E.A. took a rolled-up tabloid out of the hip pocket of his jeans and dropped it in Gran's lap. The
Weekly World News
. Her black eyes snapped as she read the front-page headline:
PRESIDENT GREETS ALIENS ON WHITE HOUSE LAWN
. The accompanying photograph showed the chief executive watching a gigantic saucer hovering just over the Rose Garden.

Gran's face was as wizened and sour as a dried crab apple. As Gypsy had explained to E.A., Bucky Dent's pop-fly home run had been the perfect excuse for Gran to take to her wheelchair, even though there wasn't the least thing wrong with her. Moreover, Gran claimed that the unwelcome surprise of getting pregnant after she believed she was safely past childbearing age—Gran detested children almost as much as she detested the Red Sox—had further contributed to her permanent posttraumatic stress. “I was going through the change when I had your mother,” she liked to tell E.A. with grim satisfaction. “That's probably what's wrong with Gypsy Lee.” E.A. didn't think there was anything wrong with Gypsy Lee. He couldn't imagine a better mother, and the only change he'd ever detected in Gran was a rather steady progression over the years from mean to meaner.

Gypsy Lee came in from the parlor. “Hi, sweetie.” She ruffled E.A.'s hair and patted Gran on the shoulder and straightened the frayed throw rug on the old woman's lap. Noticing the tabloid headline, she laughed.

“Stranger things have happened,” Gran said.

“Like what?” E.A. said, as Gypsy began to fry bologna slices for supper.

“Do you think the
News
would print it if it wasn't fit to print?” Gran said.

Gypsy winked at E.A. “I can't decide who to be tonight,” she said. “Any ideas?”

Gran turned the page. Tami Janis Kage, a twenty-one-year-old model in a bikini from Brisbane, Down Under, smiled up at E.A. Gypsy looked at Tami Janis over Gran's shoulder. “There we go. Bingo.”

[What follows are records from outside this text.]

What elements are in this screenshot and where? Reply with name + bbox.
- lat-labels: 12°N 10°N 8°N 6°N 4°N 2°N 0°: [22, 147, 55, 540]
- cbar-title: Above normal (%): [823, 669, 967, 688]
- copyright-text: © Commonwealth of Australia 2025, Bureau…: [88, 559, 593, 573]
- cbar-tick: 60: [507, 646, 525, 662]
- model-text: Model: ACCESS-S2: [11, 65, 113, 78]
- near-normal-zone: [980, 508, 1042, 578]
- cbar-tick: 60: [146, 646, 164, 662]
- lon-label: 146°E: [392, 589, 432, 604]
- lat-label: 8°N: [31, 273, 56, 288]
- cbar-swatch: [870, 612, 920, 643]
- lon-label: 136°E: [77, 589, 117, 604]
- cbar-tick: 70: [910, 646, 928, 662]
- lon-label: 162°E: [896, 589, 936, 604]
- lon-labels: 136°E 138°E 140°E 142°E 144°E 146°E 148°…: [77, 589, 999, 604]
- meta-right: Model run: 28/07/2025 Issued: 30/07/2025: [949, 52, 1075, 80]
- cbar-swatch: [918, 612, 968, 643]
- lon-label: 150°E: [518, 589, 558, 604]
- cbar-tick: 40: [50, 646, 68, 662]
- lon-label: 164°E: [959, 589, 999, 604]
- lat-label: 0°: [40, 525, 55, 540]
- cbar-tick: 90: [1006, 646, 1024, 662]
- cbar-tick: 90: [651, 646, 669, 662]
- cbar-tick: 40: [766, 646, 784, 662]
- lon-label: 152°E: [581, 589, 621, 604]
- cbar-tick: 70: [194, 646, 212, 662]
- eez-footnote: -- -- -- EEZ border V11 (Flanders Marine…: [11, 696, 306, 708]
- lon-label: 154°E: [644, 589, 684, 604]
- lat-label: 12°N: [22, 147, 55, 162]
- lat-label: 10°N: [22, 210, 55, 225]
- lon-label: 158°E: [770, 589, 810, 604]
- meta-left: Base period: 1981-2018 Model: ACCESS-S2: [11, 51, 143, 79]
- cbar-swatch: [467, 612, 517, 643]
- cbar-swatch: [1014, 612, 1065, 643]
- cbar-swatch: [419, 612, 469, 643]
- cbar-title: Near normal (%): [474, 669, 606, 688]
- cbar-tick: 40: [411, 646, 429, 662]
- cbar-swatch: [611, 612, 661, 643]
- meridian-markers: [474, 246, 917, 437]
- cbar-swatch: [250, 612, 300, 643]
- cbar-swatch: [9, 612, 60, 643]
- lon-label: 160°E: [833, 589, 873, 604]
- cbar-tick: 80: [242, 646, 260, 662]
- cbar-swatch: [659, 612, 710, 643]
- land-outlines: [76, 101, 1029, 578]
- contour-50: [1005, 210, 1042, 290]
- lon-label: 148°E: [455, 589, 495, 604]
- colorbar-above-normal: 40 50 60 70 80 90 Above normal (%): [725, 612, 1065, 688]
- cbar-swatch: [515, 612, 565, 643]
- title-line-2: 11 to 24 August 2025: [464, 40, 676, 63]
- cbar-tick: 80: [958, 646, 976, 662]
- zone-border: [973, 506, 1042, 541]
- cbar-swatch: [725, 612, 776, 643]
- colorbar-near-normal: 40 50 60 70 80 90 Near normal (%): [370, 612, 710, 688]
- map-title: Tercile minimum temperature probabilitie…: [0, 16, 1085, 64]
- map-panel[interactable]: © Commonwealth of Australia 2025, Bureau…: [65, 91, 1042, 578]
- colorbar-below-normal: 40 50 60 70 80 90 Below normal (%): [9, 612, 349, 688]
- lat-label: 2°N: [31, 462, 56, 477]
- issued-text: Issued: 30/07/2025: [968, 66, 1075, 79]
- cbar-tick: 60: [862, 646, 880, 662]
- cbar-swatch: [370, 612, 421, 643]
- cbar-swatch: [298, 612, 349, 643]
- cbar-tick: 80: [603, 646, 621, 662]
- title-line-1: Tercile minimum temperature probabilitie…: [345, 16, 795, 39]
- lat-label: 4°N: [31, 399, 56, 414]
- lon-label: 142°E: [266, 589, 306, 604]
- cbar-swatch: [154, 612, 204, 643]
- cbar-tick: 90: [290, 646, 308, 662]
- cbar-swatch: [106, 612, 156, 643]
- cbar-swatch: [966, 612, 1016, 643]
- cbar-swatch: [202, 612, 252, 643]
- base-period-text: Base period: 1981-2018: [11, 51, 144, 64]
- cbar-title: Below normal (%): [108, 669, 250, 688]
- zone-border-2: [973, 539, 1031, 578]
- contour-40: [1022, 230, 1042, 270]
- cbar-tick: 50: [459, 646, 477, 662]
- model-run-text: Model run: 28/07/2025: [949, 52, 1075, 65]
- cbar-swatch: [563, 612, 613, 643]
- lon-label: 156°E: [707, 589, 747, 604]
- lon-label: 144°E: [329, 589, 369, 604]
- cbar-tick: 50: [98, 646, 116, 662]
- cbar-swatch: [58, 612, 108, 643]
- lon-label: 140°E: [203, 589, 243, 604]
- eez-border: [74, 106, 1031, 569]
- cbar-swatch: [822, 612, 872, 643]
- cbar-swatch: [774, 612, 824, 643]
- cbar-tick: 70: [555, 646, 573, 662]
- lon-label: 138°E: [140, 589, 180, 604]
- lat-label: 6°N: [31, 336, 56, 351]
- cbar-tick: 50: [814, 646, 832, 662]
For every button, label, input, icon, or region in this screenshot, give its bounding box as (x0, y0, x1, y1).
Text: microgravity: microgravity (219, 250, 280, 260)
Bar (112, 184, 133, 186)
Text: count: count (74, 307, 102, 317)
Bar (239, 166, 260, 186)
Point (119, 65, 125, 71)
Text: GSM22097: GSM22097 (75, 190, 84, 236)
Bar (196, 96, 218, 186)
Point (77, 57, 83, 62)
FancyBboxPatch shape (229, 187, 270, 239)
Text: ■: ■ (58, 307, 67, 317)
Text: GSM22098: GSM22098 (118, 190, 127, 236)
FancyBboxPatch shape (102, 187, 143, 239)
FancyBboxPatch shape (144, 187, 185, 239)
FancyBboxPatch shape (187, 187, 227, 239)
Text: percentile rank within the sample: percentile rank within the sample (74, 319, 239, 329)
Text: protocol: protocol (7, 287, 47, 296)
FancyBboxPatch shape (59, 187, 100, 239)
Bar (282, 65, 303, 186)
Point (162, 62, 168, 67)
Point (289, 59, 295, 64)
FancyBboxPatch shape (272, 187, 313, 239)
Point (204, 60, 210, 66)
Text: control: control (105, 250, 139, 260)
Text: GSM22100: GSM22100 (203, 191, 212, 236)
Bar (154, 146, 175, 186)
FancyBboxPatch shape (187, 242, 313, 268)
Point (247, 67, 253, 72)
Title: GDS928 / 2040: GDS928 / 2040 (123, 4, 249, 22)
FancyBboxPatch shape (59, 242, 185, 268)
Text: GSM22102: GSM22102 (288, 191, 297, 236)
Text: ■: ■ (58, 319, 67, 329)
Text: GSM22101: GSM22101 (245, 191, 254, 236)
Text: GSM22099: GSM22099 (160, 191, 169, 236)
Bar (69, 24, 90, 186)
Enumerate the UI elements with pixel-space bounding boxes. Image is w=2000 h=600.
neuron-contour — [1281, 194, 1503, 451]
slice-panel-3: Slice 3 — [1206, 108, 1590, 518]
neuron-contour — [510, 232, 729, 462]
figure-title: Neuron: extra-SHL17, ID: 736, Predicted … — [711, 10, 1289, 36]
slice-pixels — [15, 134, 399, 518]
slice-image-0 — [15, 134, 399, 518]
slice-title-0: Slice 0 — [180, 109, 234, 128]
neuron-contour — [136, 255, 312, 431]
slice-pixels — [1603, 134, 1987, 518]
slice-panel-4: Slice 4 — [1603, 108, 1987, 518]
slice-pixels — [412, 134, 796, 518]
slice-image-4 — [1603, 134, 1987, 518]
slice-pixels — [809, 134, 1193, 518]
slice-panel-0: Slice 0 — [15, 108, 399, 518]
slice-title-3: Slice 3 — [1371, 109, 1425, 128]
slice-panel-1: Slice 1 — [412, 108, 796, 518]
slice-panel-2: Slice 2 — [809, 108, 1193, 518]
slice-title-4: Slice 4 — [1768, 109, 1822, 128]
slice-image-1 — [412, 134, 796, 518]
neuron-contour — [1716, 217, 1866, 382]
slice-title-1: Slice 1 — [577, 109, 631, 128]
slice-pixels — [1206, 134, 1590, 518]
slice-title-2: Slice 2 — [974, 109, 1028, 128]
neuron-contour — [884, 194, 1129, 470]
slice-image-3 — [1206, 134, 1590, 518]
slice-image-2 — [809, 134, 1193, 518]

E.A. grabbed his fried bologna sandwich, got his red rubber ball and the old Rawlings glove with the padding leaking out that he'd found under the melting snow on the green three springs ago, and went out to the dooryard. He began to replay the Sox's most recent victory over New York, a month and a half before, throwing the rubber ball against the side of the house and catching it to represent each play. “Twenty-seven Outs” he called this game. As E.A. worked his way through the innings, Gran wheeled herself to the kitchen door, propped it open with her chair, and watched with bleak interest. On the slanted roof above the sideways window of his loft bedchamber, a row of young sparrow hawks, hatched out earlier that summer under the rotting eaves, waited for their parents to feed them. High overhead in the evening sky the dark, short-winged chimney swifts that lived in the village church steeple soared and dipped.